Por outro lado, o cinema, a literatura e os quadrinhos trazem “textos” que, se bem utilizadas pelos professores, podem vir a ser um valioso instrumento de ensino, favorecendo tanto a disseminação de conceitos científicos como de uma visão mais realista – e engajada – sobre a ciência.

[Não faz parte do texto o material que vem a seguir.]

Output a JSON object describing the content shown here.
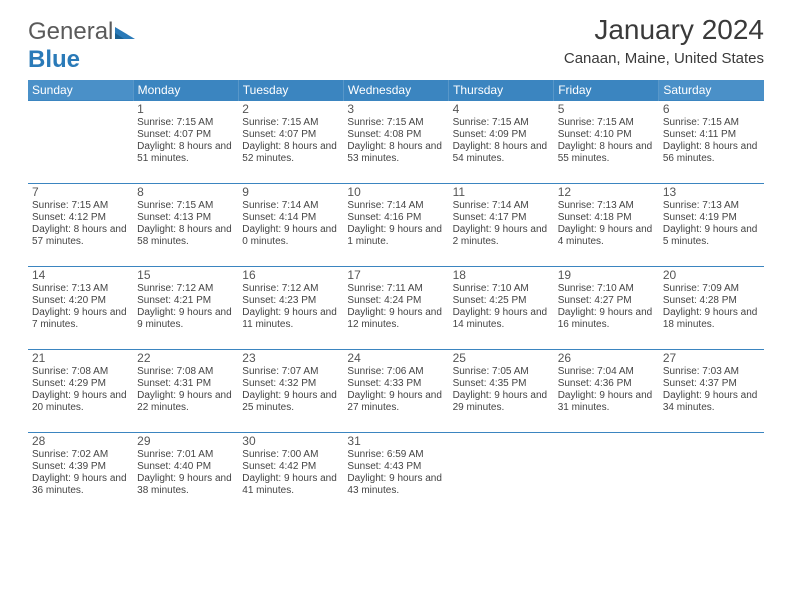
{
  "logo": {
    "text1": "General",
    "text2": "Blue"
  },
  "title": "January 2024",
  "subtitle": "Canaan, Maine, United States",
  "colors": {
    "header_outer": "#4a90c8",
    "header_inner": "#3b85c0",
    "row_border": "#3b85c0",
    "logo_gray": "#5a5a5a",
    "logo_blue": "#2a7ab8",
    "text": "#444444"
  },
  "day_headers": [
    "Sunday",
    "Monday",
    "Tuesday",
    "Wednesday",
    "Thursday",
    "Friday",
    "Saturday"
  ],
  "first_weekday": 1,
  "days": [
    {
      "n": "1",
      "sr": "7:15 AM",
      "ss": "4:07 PM",
      "dl": "8 hours and 51 minutes."
    },
    {
      "n": "2",
      "sr": "7:15 AM",
      "ss": "4:07 PM",
      "dl": "8 hours and 52 minutes."
    },
    {
      "n": "3",
      "sr": "7:15 AM",
      "ss": "4:08 PM",
      "dl": "8 hours and 53 minutes."
    },
    {
      "n": "4",
      "sr": "7:15 AM",
      "ss": "4:09 PM",
      "dl": "8 hours and 54 minutes."
    },
    {
      "n": "5",
      "sr": "7:15 AM",
      "ss": "4:10 PM",
      "dl": "8 hours and 55 minutes."
    },
    {
      "n": "6",
      "sr": "7:15 AM",
      "ss": "4:11 PM",
      "dl": "8 hours and 56 minutes."
    },
    {
      "n": "7",
      "sr": "7:15 AM",
      "ss": "4:12 PM",
      "dl": "8 hours and 57 minutes."
    },
    {
      "n": "8",
      "sr": "7:15 AM",
      "ss": "4:13 PM",
      "dl": "8 hours and 58 minutes."
    },
    {
      "n": "9",
      "sr": "7:14 AM",
      "ss": "4:14 PM",
      "dl": "9 hours and 0 minutes."
    },
    {
      "n": "10",
      "sr": "7:14 AM",
      "ss": "4:16 PM",
      "dl": "9 hours and 1 minute."
    },
    {
      "n": "11",
      "sr": "7:14 AM",
      "ss": "4:17 PM",
      "dl": "9 hours and 2 minutes."
    },
    {
      "n": "12",
      "sr": "7:13 AM",
      "ss": "4:18 PM",
      "dl": "9 hours and 4 minutes."
    },
    {
      "n": "13",
      "sr": "7:13 AM",
      "ss": "4:19 PM",
      "dl": "9 hours and 5 minutes."
    },
    {
      "n": "14",
      "sr": "7:13 AM",
      "ss": "4:20 PM",
      "dl": "9 hours and 7 minutes."
    },
    {
      "n": "15",
      "sr": "7:12 AM",
      "ss": "4:21 PM",
      "dl": "9 hours and 9 minutes."
    },
    {
      "n": "16",
      "sr": "7:12 AM",
      "ss": "4:23 PM",
      "dl": "9 hours and 11 minutes."
    },
    {
      "n": "17",
      "sr": "7:11 AM",
      "ss": "4:24 PM",
      "dl": "9 hours and 12 minutes."
    },
    {
      "n": "18",
      "sr": "7:10 AM",
      "ss": "4:25 PM",
      "dl": "9 hours and 14 minutes."
    },
    {
      "n": "19",
      "sr": "7:10 AM",
      "ss": "4:27 PM",
      "dl": "9 hours and 16 minutes."
    },
    {
      "n": "20",
      "sr": "7:09 AM",
      "ss": "4:28 PM",
      "dl": "9 hours and 18 minutes."
    },
    {
      "n": "21",
      "sr": "7:08 AM",
      "ss": "4:29 PM",
      "dl": "9 hours and 20 minutes."
    },
    {
      "n": "22",
      "sr": "7:08 AM",
      "ss": "4:31 PM",
      "dl": "9 hours and 22 minutes."
    },
    {
      "n": "23",
      "sr": "7:07 AM",
      "ss": "4:32 PM",
      "dl": "9 hours and 25 minutes."
    },
    {
      "n": "24",
      "sr": "7:06 AM",
      "ss": "4:33 PM",
      "dl": "9 hours and 27 minutes."
    },
    {
      "n": "25",
      "sr": "7:05 AM",
      "ss": "4:35 PM",
      "dl": "9 hours and 29 minutes."
    },
    {
      "n": "26",
      "sr": "7:04 AM",
      "ss": "4:36 PM",
      "dl": "9 hours and 31 minutes."
    },
    {
      "n": "27",
      "sr": "7:03 AM",
      "ss": "4:37 PM",
      "dl": "9 hours and 34 minutes."
    },
    {
      "n": "28",
      "sr": "7:02 AM",
      "ss": "4:39 PM",
      "dl": "9 hours and 36 minutes."
    },
    {
      "n": "29",
      "sr": "7:01 AM",
      "ss": "4:40 PM",
      "dl": "9 hours and 38 minutes."
    },
    {
      "n": "30",
      "sr": "7:00 AM",
      "ss": "4:42 PM",
      "dl": "9 hours and 41 minutes."
    },
    {
      "n": "31",
      "sr": "6:59 AM",
      "ss": "4:43 PM",
      "dl": "9 hours and 43 minutes."
    }
  ],
  "labels": {
    "sunrise": "Sunrise:",
    "sunset": "Sunset:",
    "daylight": "Daylight:"
  }
}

Por que não ler estes textos literários, cinematográficos e imagéticos em sua riqueza e complexidade, aprendendo com eles, preservando o que eles têm de poético, violento, apaixonante, imaginativo?
Mas alguns poderiam estar se perguntando o que a arte tem a ver com as ciências.  Questão semelhante foi colocada pelo físico e escritor inglês Charles Snow, em 1959, numa conferência que foi publicada na forma de um livro, “As Duas Culturas”[1], onde ele afirma, com certo desalento, que haveria  duas culturas, a cultura literária e a cultura científica. Entre elas, dizia, Snow, há uma barreira insuperável, porque  em algum momento da história da humanidade essas ciência e arte teriam se separado inexoravelmente.
Nós, do Biologia Animada, temos uma resposta otimista à angústia de Snow e perguntaríamos, junto com o biólogo e escritor moçambicano Mia Couto: como separar arte e ciência? Como separar duas coisas tão fundamentais para a humanidade? Mia Couto escreve, com toda a beleza de sua prosa que, quando as pessoas lhe perguntam como consegue conciliar literatura e biologia, ele responde:
“...ciência e arte são como margens de um mesmo rio. A Biologia não é diurna nem noturna se não se assumir como autora de uma espantosa narração que é o relato da Evolução da Vida. Podem ter certeza que essa história é tão extraordinária que só pode ser escrita juntando o rigor da ciência ao fulgor da arte”.[2]
O projeto Biologia Animada nasceu de nossa paixão pelos livros, filmes, quadrinhos e de nosso incondicional amor pela biologia. Queremos, com ele, trazer para a mesma roda de conversa esses mundos que muitos consideram separados, mas que, para nós, são parte da mesma coisa: arte e ciência. E queremos, com ele, trazer muitos estudantes que ainda vêm estas duas atividades como separadas para um passeio prazeroso pelas linguagens da ciência e da arte. Um passeio que, esperamos, contribua também para a formação de cidadãos mais engajados na reflexão sobre as ciências, desejosos de opinar, reivindicar, criticar a atividade científica, de dentro ou de fora dela.

Maria Luiza Gastal




[1] SNOW, C. P. As duas culturas e uma segunda leitura, São Paulo: Edusp, 1995.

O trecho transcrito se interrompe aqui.